No segundo dia (8 de setembro), sobe ao palco a francesa Fanny Roz, o brasileiro Léo Middea (apelidado de "pequeno Caetano Veloso"), Susana China (cantora e compositora que vê na sua voz mais um instrumento) e a Orquestra Smooth, que irá passar em revista os clássicos das orquestras norte-americanas e temas de Glenn Miller, Ella Fitzgerald ou Duke Ellington.

"O ano passado o cartaz já tinha uma qualidade elevada, mas este ano conseguimos elevá-la ainda mais, com músicos da primeira divisão do jazz. Mas o melhor é mesmo testemunhar o que estou a dizer, até porque a entrada é gratuita", referiu Pedro Seixas, da Motivos Alternativos, coprodutora do evento.

"Com o cartaz de elevada qualidade que apresentamos, estão reunidas as condições para ser um sucesso", afirma o presidente da Câmara Municipal da Mealhada, Rui Marqueiro, um melómano e grande fã de jazz e fã de músicos/compositores que serão recordados neste festival da Mealhada.
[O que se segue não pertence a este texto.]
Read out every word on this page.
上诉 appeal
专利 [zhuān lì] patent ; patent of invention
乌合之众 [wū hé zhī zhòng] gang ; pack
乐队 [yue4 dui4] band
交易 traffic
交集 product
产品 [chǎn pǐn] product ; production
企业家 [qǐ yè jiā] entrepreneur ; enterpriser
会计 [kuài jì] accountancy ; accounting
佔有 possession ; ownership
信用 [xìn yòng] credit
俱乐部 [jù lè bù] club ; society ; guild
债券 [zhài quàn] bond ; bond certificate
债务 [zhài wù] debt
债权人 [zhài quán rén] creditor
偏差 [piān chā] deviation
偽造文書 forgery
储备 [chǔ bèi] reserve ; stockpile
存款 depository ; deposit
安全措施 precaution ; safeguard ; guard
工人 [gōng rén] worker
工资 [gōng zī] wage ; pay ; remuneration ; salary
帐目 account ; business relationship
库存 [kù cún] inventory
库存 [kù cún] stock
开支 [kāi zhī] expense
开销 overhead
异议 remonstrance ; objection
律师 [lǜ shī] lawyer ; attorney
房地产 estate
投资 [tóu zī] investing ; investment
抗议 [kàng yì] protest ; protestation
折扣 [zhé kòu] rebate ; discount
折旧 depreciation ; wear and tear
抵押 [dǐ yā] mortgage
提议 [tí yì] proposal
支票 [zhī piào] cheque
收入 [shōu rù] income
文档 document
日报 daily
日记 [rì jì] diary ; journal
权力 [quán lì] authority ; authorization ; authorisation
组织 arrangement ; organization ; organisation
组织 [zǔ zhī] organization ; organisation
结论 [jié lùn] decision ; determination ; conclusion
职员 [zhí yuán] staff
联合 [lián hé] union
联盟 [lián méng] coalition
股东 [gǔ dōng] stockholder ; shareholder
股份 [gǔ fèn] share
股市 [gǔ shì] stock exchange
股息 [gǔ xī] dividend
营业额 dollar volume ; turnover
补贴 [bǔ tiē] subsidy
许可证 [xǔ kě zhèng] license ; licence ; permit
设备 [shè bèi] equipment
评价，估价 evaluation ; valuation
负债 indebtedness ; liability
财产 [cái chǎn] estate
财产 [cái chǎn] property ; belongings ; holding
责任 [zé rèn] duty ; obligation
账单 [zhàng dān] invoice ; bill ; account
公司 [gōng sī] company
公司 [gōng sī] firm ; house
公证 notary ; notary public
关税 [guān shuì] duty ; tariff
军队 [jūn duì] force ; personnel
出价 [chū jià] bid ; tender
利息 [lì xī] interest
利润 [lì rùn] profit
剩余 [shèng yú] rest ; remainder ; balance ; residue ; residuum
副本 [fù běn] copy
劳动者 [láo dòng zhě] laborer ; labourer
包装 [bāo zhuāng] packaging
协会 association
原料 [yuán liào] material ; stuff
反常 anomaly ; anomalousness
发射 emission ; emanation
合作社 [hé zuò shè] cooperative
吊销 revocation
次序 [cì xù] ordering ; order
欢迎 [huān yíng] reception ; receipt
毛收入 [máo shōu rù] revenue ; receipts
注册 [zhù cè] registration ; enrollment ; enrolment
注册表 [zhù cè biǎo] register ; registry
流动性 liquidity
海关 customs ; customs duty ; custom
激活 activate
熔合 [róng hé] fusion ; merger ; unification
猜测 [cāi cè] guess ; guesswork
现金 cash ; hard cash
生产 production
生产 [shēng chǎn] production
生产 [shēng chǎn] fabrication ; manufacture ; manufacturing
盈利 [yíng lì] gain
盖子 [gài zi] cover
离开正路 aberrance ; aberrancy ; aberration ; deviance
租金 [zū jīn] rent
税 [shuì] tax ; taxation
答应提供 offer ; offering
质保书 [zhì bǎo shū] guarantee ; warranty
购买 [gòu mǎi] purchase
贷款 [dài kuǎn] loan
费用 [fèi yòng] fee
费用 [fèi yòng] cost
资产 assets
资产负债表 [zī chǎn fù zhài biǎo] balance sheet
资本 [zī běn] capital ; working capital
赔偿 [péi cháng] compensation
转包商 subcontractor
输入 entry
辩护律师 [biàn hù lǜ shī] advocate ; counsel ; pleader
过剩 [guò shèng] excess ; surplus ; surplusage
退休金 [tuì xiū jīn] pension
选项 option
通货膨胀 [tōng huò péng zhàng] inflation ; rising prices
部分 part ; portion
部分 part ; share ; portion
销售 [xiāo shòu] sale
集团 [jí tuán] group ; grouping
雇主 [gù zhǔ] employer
"Não nos resignamos e tentamos fazer sempre mais. Tentamos pôr no terreno vários eventos culturais e, com o festival de jazz, procuramos mostrar outra música, dar a possibilidade às pessoas de conhecerem outras músicas", refere o autarca.

A aposta da Câmara da Mealhada num festival de jazz, como parte integrante do programa "Verão é na Mealhada", surge da tentativa de diversificação da oferta cultural na cidade e até na região. Não existe nenhum evento do género nas proximidades e com entradas completamente livres, uma característica só possibilitada pelo apoio do restaurante "Rei dos Leitões". "É um imenso orgulho contribuir para a realização deste festival. Esta segunda edição é a confirmação de que a primeira foi um êxito uma terceira é quase uma certeza", referiu Paulo Rodrigues, do restaurante Rei dos Leitões.

O presidente da Câmara da Mealhada enalteceu a "postura de não nos deixarem sozinhos" dos responsáveis do Rei dos Leitões e apelou a que outros empresários apoiem o município. "Às vezes também precisamos de apoio porque o município também faz investimento avultados – por exemplo na participação de feiras - procurando ajudar os empresários. Quando pedimos apoio, pedimos a toda a gente e gostávamos de sentir esse apoio, que é em favor do município", referiu Rui Marqueiro, esta manhã, na conferência de imprensa de apresentação do Meajazz.